Le 30 janvier 1985, sur appel du requérant qui faisait valoir
entre autres le non-respect des droits de la défense dans la procédure
devant le conseil régional, la section disciplinaire du conseil
national de l'Ordre des médecins substitua à cette sanction celle de
l'interdiction d'exercer la médecine pendant trois ans.
Par arrêt du 15 janvier 1988, le Conseil d'Etat annula la
décision de la section disciplinaire du conseil national pour une
irrégularité de procédure et renvoya l'affaire devant cette instance.
Lors d'une séance du 26 avril 1989, la section disciplinaire du
conseil national examina de nouveau l'affaire. Cette séance se déroula
à huis clos, et la section disciplinaire fut composée de sept membres,
dont trois avaient déjà participé à la décision cassée par le Conseil
d'Etat.
La décision, rendue le même jour par la section disciplinaire du
conseil national, fut presque identique à celle du 30 janvier 1985. Le
requérant fut donc de nouveau condamné à la sanction de l'interdiction
d'exercer la médecine pendant trois ans.
Le requérant se pourvut en cassation devant le Conseil d'Etat,
faisant valoir entre autres la non-conformité de la décision avec
l'article 6 par. 1 de la Convention, puisque la séance devant la
section disciplinaire n'avait pas été publique et que le tribunal, du
fait de la présence de trois membres ayant déjà connu de l'affaire, ne
satisfaisait pas aux conditions d'impartialité exigées par cette
disposition.
Le 29 octobre 1990, le Conseil d'Etat rejeta le pourvoi du
requérant. En ce qui concerne l'argument tiré de l'article 6 par. 1
de la Convention, le Conseil d'Etat estima que cette disposition ne
s'applique pas en l'espèce, étant donné qu'il s'agissait d'une
procédure disciplinaire.
GRIEFS
Le requérant se plaint de violations de l'article 6 par. 1 de la
Convention en ce que la procédure devant les instances disciplinaires
de l'Ordre des médecins s'est déroulée à huis clos et en ce que la
procédure devant ces instances était entâchée de partialité dans la
mesure où trois des membres composant le conseil national, statuant sur
renvoi après cassation, avaient déjà statué dans la même affaire.
PROCEDURE
La présente requête a été introduite le 18 avril 1991 et
enregistrée le 3 mai 1991.
Le 3 février 1992, la Commission a décidé de porter la requête
à la connaissance du Gouvernement défendeur et de l'inviter à présenter
par écrit ses observations sur la recevabilité et le bien-fondé des
griefs tirés de l'article 6 par. 1 de la Convention.

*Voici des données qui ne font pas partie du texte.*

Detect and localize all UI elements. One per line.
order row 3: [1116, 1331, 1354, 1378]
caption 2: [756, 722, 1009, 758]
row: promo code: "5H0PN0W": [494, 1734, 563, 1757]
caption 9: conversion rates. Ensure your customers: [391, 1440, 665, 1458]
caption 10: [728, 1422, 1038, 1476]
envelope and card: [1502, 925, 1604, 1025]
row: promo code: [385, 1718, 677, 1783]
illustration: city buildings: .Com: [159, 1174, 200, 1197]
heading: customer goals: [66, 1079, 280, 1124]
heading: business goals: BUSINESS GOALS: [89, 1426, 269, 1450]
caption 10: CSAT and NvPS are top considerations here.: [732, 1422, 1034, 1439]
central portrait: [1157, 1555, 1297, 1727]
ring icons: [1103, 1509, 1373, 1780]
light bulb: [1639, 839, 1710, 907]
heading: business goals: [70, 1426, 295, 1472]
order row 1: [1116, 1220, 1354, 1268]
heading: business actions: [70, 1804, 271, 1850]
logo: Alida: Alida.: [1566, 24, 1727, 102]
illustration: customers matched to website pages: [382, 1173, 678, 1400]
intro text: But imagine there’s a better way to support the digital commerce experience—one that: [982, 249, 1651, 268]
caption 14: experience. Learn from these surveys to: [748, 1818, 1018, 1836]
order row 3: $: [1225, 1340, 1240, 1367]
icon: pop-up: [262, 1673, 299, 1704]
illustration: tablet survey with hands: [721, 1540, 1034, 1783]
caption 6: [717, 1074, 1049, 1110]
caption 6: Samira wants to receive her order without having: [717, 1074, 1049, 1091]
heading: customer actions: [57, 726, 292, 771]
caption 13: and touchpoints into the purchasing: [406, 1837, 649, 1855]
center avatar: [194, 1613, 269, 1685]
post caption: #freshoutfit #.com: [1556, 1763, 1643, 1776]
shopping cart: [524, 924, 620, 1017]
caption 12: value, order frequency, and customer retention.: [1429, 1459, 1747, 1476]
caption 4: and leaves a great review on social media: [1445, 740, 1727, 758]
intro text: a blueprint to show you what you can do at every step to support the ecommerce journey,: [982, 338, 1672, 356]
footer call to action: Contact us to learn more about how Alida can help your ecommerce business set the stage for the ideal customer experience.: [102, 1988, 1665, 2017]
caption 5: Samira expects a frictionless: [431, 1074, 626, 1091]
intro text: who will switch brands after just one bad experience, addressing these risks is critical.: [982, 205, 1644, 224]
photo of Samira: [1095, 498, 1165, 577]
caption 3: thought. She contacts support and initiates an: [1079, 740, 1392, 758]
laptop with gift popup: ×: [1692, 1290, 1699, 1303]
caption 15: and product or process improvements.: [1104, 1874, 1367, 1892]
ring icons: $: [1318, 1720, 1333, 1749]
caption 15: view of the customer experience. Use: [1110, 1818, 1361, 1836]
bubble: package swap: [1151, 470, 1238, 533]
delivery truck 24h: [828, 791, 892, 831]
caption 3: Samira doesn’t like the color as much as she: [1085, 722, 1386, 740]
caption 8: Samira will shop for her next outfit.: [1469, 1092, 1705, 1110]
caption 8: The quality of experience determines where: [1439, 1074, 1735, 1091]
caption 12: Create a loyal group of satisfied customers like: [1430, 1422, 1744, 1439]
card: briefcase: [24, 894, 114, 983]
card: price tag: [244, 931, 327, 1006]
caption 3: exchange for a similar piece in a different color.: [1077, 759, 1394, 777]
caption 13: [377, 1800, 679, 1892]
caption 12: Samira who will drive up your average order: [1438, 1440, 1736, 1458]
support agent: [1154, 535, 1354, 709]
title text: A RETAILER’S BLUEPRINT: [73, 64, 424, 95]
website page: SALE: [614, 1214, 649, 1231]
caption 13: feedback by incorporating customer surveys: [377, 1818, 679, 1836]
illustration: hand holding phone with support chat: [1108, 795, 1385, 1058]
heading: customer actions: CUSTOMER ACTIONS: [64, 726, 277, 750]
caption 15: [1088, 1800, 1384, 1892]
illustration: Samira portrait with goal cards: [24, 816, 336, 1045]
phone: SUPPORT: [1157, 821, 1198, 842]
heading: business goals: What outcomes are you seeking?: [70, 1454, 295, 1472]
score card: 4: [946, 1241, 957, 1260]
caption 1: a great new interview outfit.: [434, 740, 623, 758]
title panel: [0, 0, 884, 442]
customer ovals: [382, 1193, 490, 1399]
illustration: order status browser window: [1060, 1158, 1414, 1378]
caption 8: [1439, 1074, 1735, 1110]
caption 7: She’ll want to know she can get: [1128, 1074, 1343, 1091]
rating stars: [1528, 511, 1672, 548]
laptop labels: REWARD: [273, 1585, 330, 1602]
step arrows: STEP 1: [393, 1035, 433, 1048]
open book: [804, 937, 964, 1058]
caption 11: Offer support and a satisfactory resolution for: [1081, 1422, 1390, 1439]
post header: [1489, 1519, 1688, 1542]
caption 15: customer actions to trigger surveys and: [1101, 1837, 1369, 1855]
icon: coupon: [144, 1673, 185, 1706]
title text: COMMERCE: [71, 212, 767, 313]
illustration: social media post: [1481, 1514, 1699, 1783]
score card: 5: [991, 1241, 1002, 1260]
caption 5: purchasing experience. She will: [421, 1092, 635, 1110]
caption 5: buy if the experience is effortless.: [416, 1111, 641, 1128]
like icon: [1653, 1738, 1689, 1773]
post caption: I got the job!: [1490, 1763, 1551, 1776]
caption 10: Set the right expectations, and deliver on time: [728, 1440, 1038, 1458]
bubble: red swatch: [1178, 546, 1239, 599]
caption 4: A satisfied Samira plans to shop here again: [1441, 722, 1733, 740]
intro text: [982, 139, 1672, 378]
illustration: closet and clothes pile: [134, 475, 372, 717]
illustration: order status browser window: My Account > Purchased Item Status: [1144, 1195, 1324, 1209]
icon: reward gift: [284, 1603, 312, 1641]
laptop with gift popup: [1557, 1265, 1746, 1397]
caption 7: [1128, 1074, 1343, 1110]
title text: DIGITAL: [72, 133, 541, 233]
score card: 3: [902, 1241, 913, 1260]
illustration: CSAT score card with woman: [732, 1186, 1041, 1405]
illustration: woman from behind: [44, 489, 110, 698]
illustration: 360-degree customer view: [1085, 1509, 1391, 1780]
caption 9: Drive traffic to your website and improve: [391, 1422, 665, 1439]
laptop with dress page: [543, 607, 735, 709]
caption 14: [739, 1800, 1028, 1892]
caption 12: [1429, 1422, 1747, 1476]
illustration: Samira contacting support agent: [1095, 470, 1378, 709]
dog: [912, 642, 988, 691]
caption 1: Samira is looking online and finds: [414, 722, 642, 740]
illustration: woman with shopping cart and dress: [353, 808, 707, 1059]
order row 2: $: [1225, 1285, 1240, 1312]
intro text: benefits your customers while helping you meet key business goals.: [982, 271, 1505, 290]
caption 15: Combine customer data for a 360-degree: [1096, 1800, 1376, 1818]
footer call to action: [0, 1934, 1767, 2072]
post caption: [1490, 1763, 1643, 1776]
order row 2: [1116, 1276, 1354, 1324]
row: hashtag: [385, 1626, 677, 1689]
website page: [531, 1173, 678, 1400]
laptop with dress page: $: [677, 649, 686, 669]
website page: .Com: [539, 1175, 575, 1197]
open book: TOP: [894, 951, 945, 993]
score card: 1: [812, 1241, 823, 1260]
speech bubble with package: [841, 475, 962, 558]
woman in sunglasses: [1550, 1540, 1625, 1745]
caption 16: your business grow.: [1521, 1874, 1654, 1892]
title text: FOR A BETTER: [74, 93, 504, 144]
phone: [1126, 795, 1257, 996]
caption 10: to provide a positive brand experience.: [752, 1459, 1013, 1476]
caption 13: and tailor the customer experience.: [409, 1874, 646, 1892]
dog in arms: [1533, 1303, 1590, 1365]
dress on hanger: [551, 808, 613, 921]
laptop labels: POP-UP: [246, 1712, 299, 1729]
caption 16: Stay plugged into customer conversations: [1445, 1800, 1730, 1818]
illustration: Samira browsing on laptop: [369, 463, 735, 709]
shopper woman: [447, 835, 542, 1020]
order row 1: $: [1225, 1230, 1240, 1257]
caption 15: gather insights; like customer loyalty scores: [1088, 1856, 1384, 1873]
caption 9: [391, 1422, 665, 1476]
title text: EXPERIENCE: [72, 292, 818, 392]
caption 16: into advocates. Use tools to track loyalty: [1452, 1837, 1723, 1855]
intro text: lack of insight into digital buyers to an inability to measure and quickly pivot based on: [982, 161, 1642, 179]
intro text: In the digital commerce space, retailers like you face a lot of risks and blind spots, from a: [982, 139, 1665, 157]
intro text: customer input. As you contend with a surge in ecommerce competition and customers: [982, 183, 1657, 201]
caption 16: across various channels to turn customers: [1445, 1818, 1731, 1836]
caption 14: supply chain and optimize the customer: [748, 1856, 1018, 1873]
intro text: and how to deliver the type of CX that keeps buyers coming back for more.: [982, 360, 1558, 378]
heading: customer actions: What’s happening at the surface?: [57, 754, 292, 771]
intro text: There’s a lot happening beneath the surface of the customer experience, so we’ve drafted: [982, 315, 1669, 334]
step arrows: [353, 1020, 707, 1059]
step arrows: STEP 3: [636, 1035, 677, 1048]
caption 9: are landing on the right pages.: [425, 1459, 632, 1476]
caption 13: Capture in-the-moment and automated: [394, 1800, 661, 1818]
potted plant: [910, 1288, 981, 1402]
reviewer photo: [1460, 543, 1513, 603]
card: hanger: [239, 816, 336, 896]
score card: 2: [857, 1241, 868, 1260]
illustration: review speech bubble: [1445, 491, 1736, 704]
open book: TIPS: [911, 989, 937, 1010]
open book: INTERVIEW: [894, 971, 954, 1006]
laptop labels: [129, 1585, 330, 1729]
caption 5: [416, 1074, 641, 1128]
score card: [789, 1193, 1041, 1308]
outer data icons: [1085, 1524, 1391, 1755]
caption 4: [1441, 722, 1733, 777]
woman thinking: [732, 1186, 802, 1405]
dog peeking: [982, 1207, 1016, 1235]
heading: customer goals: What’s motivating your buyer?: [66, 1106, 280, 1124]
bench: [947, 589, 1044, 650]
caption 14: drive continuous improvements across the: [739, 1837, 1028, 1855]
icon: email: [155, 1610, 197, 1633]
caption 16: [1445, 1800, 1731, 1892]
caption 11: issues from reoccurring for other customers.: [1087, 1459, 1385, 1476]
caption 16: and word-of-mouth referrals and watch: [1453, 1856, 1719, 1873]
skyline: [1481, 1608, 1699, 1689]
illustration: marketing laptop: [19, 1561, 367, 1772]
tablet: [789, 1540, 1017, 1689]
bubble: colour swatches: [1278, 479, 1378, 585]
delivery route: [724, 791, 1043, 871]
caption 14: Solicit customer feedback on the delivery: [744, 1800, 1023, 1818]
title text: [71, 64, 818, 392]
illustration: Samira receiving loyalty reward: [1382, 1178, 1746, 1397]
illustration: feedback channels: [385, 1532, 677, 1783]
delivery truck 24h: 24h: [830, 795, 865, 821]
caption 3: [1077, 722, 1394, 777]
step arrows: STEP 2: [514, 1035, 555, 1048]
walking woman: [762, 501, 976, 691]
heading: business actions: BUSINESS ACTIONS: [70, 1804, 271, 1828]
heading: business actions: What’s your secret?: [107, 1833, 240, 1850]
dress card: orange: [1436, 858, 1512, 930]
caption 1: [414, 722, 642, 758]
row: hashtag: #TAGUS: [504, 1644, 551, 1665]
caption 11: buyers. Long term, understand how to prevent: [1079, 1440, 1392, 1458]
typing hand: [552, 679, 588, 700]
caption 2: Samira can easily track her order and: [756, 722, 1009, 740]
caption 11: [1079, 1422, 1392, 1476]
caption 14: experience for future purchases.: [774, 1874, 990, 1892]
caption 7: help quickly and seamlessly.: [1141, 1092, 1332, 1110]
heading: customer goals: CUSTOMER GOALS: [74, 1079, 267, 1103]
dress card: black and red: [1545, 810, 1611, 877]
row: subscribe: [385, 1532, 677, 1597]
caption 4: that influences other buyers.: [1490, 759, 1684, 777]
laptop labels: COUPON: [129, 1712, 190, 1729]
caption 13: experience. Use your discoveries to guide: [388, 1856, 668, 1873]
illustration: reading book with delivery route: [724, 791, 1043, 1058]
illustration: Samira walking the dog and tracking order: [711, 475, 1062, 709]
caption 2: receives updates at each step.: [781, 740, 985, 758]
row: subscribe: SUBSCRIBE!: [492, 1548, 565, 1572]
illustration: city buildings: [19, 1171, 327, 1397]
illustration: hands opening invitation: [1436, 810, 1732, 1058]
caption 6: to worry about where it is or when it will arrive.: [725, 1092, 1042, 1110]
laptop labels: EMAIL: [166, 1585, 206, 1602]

Le Gouvernement a présenté ses observations le 22 mai 1992 et le
requérant y a répondu le 23 juillet 1992.
EN DROIT
Le requérant se plaint de l'absence de publicité devant les
instances disciplinaires de l'Ordre des médecins. Il prétend en outre
que la procédure devant ces instances était entachée de partialité dans
la mesure où trois des membres composant le conseil national, statuant
sur renvoi après cassation, avaient déjà statué dans la même affaire.
Il invoque à cet égard l'article 6 par. 1 (art. 6-1) de la Convention.
1. Le Gouvernement soulève d'emblée une exception d'irrecevabilité.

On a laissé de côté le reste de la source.